Fino al 6 gennaio il performer romano si esibirà con il nuovo spettacolo Fratto X, supportato dagli habitat di Flavia Mastrella e dalla spalla muta di Ivan Bellavista
Dopo due anni da “7-14-21-28” torna in scena l’artista romano, o meglio “il più grande performer vivente senza ombra di dubbio”, come lui stesso si definisce. “Fratto X” dà voce, tramite le abili trasformazioni di Rezza, a più personaggi che in realtà costituiscono sempre la medesima maschera unita nel dissacrare la spensieratezza, ridurre tutto ciò che ha attorno al proprio suono, alla propria voce, perché «la manipolazione è alla base di un corretto stile di vita».
È questo il senso di uno spettacolo ironico, tagliente, che coinvolge con le solite movenze frenetiche, i consueti scenari deturpanti, che “mortificano il corpo” donando efficacia alla mancanza di senso che percorre l’intera esibizione e che ci mette di fronte alla realtà di un io che, come suggerisce il titolo, è costantemente obbligato a dividersi con qualcos’altro: Mario che è contento di chiamarsi Mario e che vorrebbe che tutti si chiamassero Mario, mentre intanto cerca Mario, “l’unico che davvero può capirlo”, Rocco e Rita che giocano a scambiarsi ruoli, voci e cappelli e Peppe divorato dall’ansia che lo accompagna fisicamente fino all’età adulta e ne condiziona l’esistenza.
In un costante gioco di sdoppiamento Rezza annulla ogni tipo di singolarità, volontà, sicurezza o apparenza.
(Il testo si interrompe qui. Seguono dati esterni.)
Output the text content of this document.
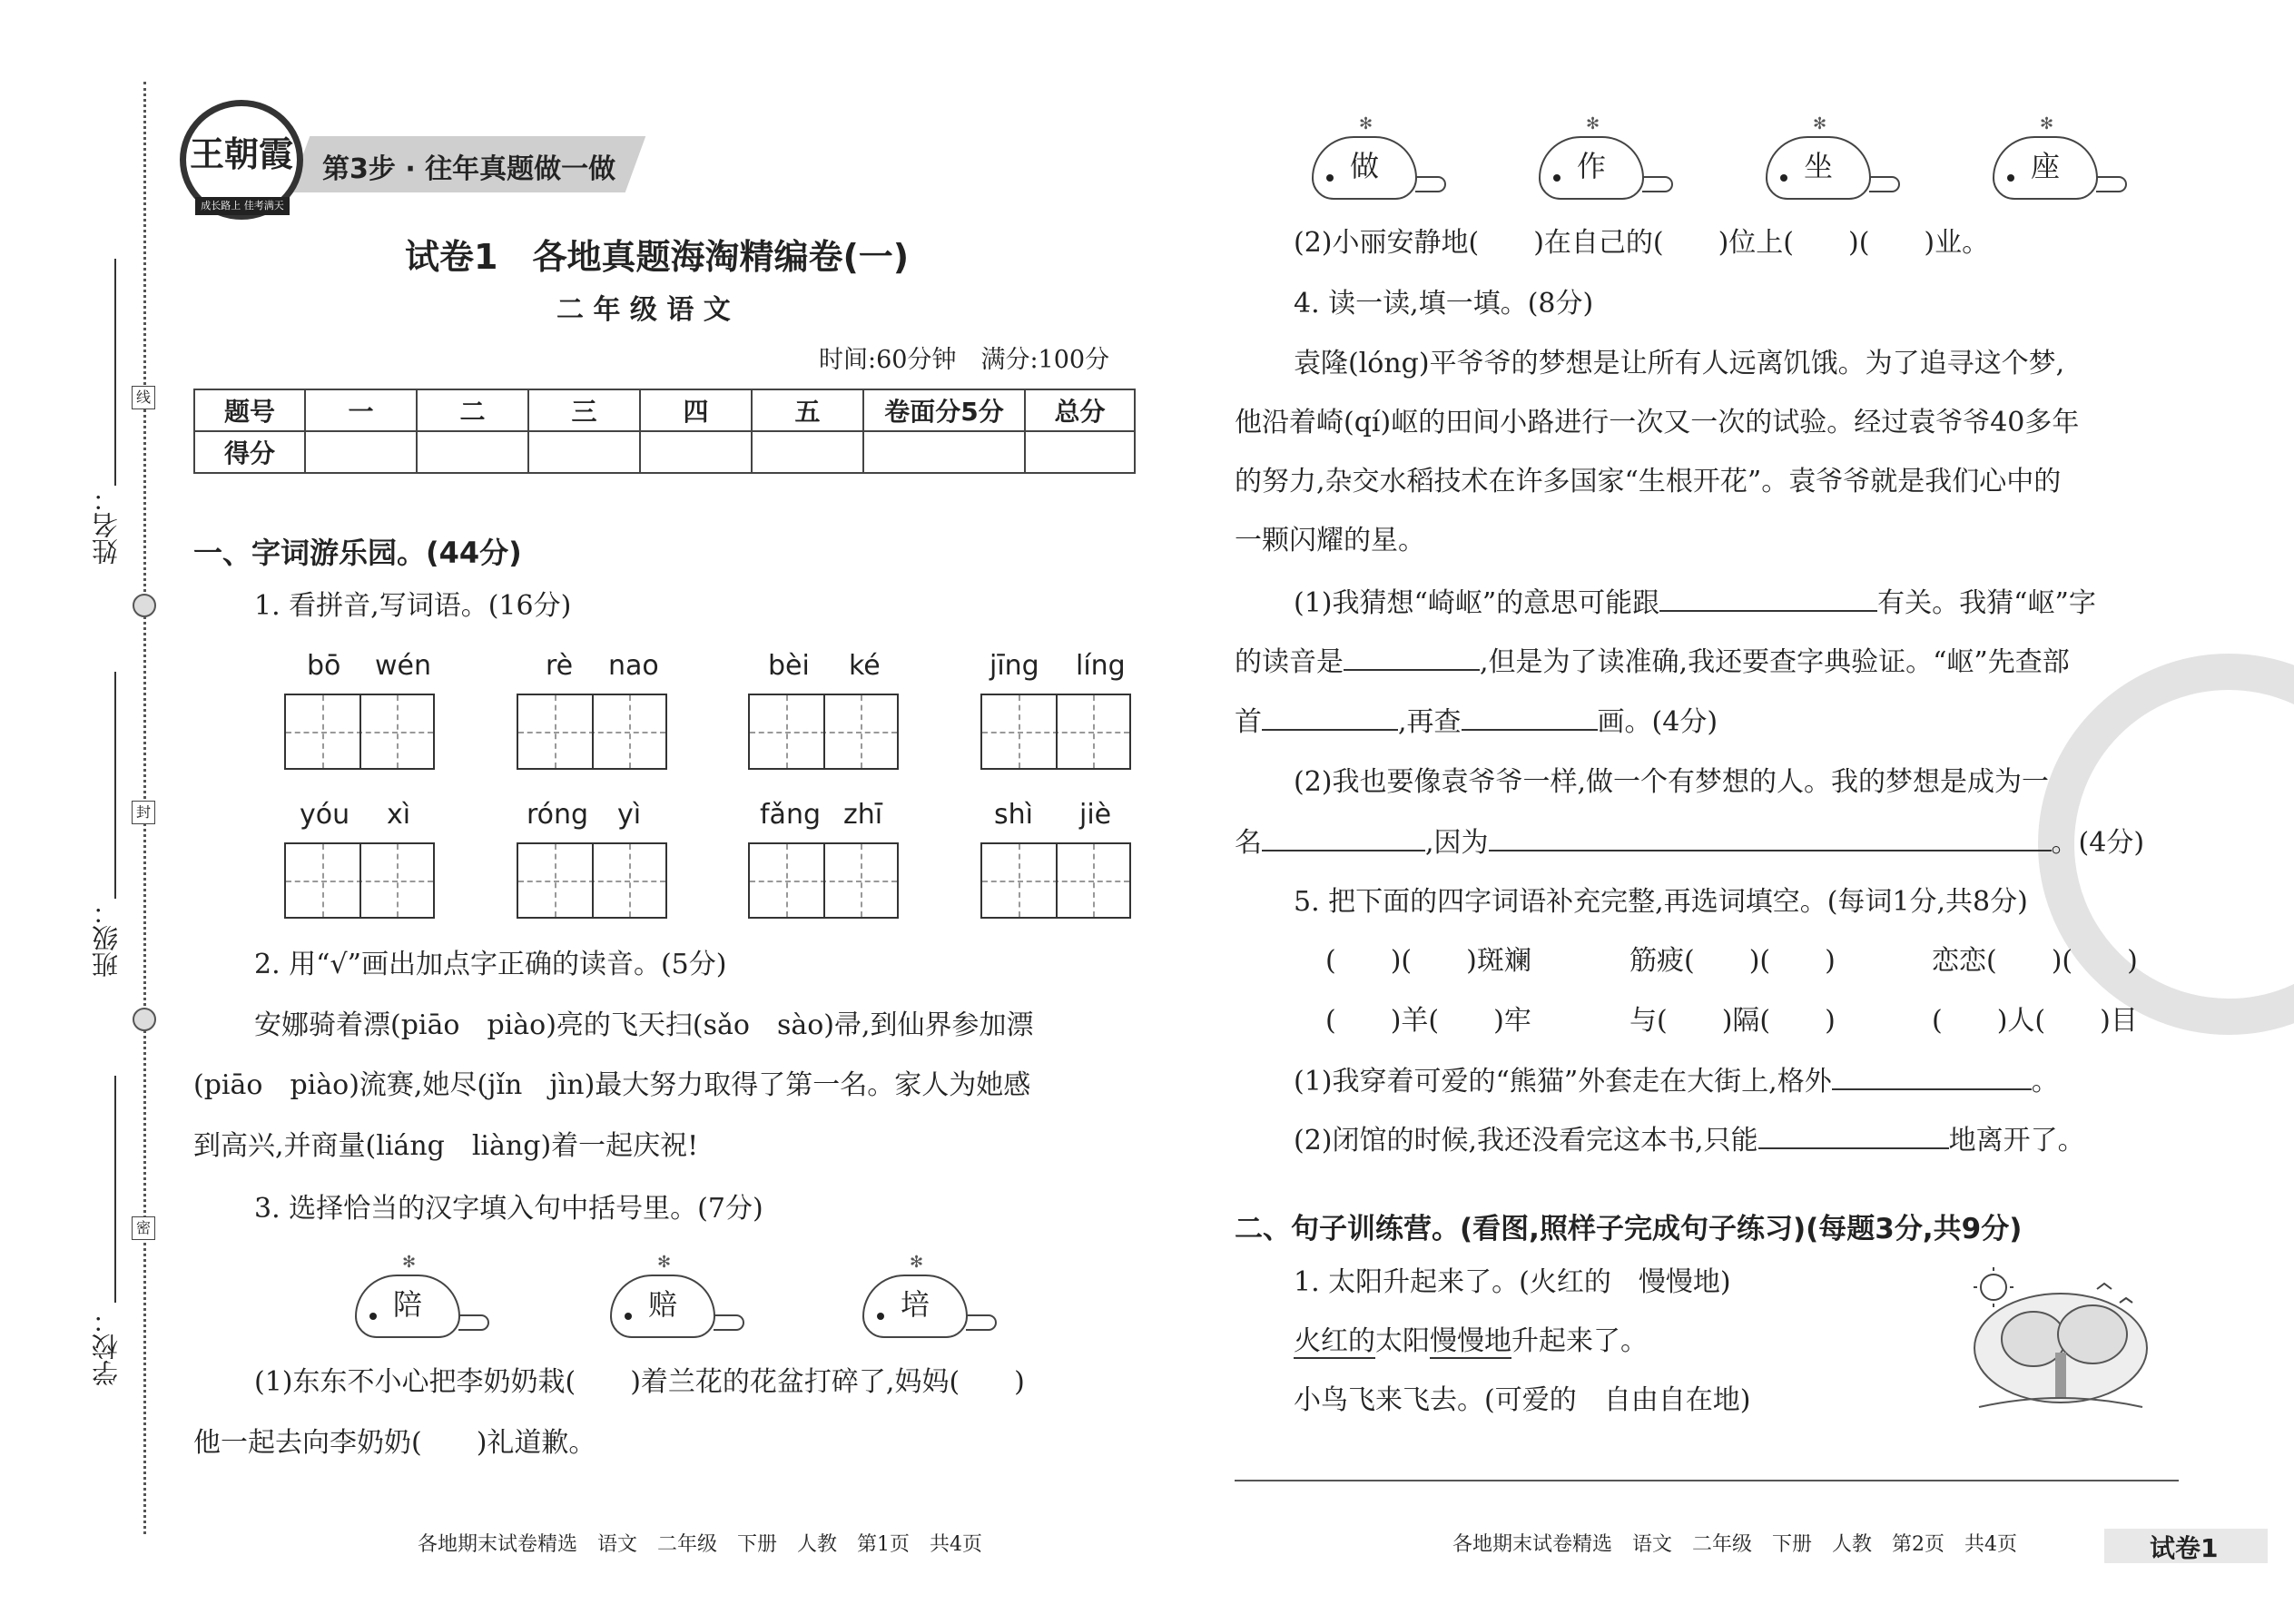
姓名：
班级：
学校：
线
封
密
第3步 · 往年真题做一做
王朝霞
成长路上 佳考满天
试卷1　各地真题海淘精编卷(一)
二 年 级 语 文
时间:60分钟　满分:100分
题号	一	二	三	四	五	卷面分5分	总分
得分							
一、字词游乐园。(44分)
1. 看拼音,写词语。(16分)
bō wén	rè nao	bèi ké	jīng líng
yóu xì	róng yì	fǎng zhī	shì jiè
2. 用“√”画出加点字正确的读音。(5分)
安娜骑着漂(piāo　piào)亮的飞天扫(sǎo　sào)帚,到仙界参加漂
(piāo　piào)流赛,她尽(jǐn　jìn)最大努力取得了第一名。家人为她感
到高兴,并商量(liáng　liàng)着一起庆祝!
3. 选择恰当的汉字填入句中括号里。(7分)
✻
陪
✻
赔
✻
培
(1)东东不小心把李奶奶栽(　　)着兰花的花盆打碎了,妈妈(　　)
他一起去向李奶奶(　　)礼道歉。
各地期末试卷精选　语文　二年级　下册　人教　第1页　共4页
✻
做
✻
作
✻
坐
✻
座
(2)小丽安静地(　　)在自己的(　　)位上(　　)(　　)业。
4. 读一读,填一填。(8分)
袁隆(lóng)平爷爷的梦想是让所有人远离饥饿。为了追寻这个梦,
他沿着崎(qí)岖的田间小路进行一次又一次的试验。经过袁爷爷40多年
的努力,杂交水稻技术在许多国家“生根开花”。袁爷爷就是我们心中的
一颗闪耀的星。
(1)我猜想“崎岖”的意思可能跟	有关。我猜“岖”字
的读音是	,但是为了读准确,我还要查字典验证。“岖”先查部
首	,再查	画。(4分)
(2)我也要像袁爷爷一样,做一个有梦想的人。我的梦想是成为一
名	,因为	。(4分)
5. 把下面的四字词语补充完整,再选词填空。(每词1分,共8分)
(　　)(　　)斑斓	筋疲(　　)(　　)	恋恋(　　)(　　)
(　　)羊(　　)牢	与(　　)隔(　　)	(　　)人(　　)目
(1)我穿着可爱的“熊猫”外套走在大街上,格外	。
(2)闭馆的时候,我还没看完这本书,只能	地离开了。
二、句子训练营。(看图,照样子完成句子练习)(每题3分,共9分)
1. 太阳升起来了。(火红的　慢慢地)
火红的太阳慢慢地升起来了。
小鸟飞来飞去。(可爱的　自由自在地)
各地期末试卷精选　语文　二年级　下册　人教　第2页　共4页	试卷1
Tutto è già deciso, persino nel ritratto di un quotidiano dialogo fra consorti, dove a parlare è solo Rezza che tuttavia rimprovera la “donna” (Ivan Bellavista) di assecondarlo muovendo le labbra.
Il vero significato di uno spettacolo decisamente più ironico rispetto ai precedenti è ravvisabile in una delle battute centrali: “Una forma del genere sarebbe stata inconcepibile senza la demenza”, dove Rezza e Bellavista sciattamente avviluppati in lenzuola bianche, ondeggiano in una grossa X che sembra replicare i movimenti di un aggeggio meccanico di cui siamo tutti schiavi, come testimonia lo specchio che rende lo stesso pubblico protagonista e vittima al medesimo tempo di una messinscena comica e patetica in cui siamo tutti coinvolti.